The core idea behind tax cuts is that it frees up money for investment.  You cut personal and corporate taxes, you lose money for a year or two, then because the overall economy has expanded, you get more money at lower tax rates.  Win/win: the people get jobs and better paying jobs, and the government can stay the same size without borrowing money.  In a yet better world, the government would shrink, which would allow even fewer taxes to be needed, and more economic prosperity.

This fact is hidden by the clever and completely cynical ploy of tying government spending to overall GDP.  Why?  Do we need more government the bigger we are?  No, of course not.  What this trick actually does is convince ignorant and stupid people that the destiny of government is to grow forever.

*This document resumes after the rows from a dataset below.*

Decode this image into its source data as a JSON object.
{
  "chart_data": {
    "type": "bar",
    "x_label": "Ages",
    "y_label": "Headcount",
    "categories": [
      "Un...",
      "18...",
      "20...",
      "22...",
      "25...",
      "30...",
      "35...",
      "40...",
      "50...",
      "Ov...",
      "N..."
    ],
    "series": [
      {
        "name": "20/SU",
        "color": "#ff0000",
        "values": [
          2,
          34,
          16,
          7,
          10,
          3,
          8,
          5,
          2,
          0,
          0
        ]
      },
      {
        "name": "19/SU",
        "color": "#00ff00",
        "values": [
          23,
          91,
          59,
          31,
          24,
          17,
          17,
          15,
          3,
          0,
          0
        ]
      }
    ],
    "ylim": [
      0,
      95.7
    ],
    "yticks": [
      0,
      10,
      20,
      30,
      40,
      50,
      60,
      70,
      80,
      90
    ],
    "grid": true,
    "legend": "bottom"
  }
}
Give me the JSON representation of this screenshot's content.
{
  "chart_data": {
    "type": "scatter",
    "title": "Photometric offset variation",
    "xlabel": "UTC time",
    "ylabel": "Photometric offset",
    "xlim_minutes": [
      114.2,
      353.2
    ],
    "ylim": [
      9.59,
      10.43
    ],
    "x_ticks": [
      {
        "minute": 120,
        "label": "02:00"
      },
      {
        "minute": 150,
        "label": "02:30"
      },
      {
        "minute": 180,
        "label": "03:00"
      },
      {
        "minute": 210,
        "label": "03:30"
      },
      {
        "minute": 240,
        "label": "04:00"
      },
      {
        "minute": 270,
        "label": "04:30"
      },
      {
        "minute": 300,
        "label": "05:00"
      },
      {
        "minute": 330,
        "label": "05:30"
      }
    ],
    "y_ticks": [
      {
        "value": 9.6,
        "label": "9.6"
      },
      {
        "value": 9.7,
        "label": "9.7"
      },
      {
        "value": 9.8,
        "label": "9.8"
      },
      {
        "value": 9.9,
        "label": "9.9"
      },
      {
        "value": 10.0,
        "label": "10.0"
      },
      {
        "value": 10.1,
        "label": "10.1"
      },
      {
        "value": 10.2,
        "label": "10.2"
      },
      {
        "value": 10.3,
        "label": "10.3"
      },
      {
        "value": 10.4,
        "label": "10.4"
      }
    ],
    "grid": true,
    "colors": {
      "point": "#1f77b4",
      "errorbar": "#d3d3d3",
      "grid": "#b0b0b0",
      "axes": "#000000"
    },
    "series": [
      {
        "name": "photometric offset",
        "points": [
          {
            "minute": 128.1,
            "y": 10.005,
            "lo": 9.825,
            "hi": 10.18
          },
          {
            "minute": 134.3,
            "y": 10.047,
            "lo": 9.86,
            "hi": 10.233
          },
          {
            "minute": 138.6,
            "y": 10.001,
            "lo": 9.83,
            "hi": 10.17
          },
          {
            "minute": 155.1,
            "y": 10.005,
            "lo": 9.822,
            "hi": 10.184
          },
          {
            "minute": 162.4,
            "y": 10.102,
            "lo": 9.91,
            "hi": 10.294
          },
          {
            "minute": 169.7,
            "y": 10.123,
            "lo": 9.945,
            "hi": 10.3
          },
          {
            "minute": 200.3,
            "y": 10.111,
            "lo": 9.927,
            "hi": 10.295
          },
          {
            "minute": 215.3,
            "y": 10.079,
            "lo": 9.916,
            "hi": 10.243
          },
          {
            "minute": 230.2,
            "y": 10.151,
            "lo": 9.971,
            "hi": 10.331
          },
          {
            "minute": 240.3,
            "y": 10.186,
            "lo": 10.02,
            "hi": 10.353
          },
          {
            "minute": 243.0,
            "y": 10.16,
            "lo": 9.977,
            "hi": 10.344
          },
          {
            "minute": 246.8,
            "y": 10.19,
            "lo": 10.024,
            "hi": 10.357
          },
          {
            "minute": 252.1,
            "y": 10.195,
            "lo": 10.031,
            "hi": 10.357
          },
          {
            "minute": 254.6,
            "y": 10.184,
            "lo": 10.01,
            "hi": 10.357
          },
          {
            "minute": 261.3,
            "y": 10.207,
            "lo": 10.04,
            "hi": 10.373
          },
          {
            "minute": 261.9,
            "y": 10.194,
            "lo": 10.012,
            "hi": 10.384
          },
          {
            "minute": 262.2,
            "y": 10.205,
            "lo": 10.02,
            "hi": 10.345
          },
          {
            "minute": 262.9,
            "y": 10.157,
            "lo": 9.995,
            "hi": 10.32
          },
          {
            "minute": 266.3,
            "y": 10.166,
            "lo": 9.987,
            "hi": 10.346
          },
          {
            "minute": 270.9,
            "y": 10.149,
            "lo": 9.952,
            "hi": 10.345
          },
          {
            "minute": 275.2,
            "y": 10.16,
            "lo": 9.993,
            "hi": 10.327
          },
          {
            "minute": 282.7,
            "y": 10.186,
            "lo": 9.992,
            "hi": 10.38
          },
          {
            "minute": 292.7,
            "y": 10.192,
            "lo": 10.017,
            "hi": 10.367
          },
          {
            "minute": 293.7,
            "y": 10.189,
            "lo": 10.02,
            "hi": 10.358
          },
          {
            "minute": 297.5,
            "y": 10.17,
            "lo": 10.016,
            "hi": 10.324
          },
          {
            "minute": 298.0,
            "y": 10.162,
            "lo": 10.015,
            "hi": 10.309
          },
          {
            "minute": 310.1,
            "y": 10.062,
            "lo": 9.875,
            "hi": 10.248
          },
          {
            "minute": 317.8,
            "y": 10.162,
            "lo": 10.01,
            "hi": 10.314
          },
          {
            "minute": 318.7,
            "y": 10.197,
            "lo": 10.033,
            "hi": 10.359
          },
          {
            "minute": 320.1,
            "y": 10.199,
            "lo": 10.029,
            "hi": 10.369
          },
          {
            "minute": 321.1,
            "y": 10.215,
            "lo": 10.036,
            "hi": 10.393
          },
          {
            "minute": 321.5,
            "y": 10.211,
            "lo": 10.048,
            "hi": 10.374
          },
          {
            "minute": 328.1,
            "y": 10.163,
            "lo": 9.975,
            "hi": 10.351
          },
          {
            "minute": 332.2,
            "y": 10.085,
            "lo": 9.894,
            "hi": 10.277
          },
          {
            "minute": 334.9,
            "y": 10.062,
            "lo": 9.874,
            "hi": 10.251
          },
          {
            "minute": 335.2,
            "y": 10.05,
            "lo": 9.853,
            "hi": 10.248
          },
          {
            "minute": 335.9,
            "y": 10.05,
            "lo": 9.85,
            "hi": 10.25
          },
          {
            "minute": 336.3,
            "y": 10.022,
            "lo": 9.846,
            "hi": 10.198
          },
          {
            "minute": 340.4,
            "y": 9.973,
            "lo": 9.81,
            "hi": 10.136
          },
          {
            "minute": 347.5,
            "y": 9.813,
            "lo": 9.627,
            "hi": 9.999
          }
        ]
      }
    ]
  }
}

None of these things are controversial among non-lunatics.

There is an excellent chart somewhere on the internet which shows that in both the case of Reagan and Bush overall revenues went up after the tax cuts, but I can't find it.  That is the sort of thing the left wing pukes at Google like to hide.  Why, I don't know. It shows their ideas about tax policy are wrong, and why they want to be wrong, I don't know.  Vanity and habit I suppose, the twin goblins that hover continually around all mediocrity.


This covers the Bush years.  The cuts really took effect about 2003 or so.  The government took in 2.2 billion or so that year.  Next year, slightly more.  2005 we took in 2.5, 2006 2.7, 2007 2.8, and 2008 2.7 again, but recall a recession hit that year, one brought on by the collapse of the housing bubble that was largely the work of Fannie Mae and Freddie Mac.  Had the bubble not had the de facto underwriting of the government, sane loans would have needed to be made, and the bubble never would have emerged. The high risk lending never would have happened.  Government--specifically, BAD government--created that crash..

But as far as lower taxes creating more tax revenue as a result of economic growth: THIS IS WHAT THE THEORY PREDICTS AND IT IS WHAT HAPPENED.  Again, you can do the same experiment with Reagan.

"Supply side" economics is simply economics.  It works.  And I watch people like Hillary repeat these childlike mantras about the supposed failures of these policies, and I am forced to recall most people are fucking idiots when it comes to economics, and have been brainwashed into believing things that are completely batshit insane.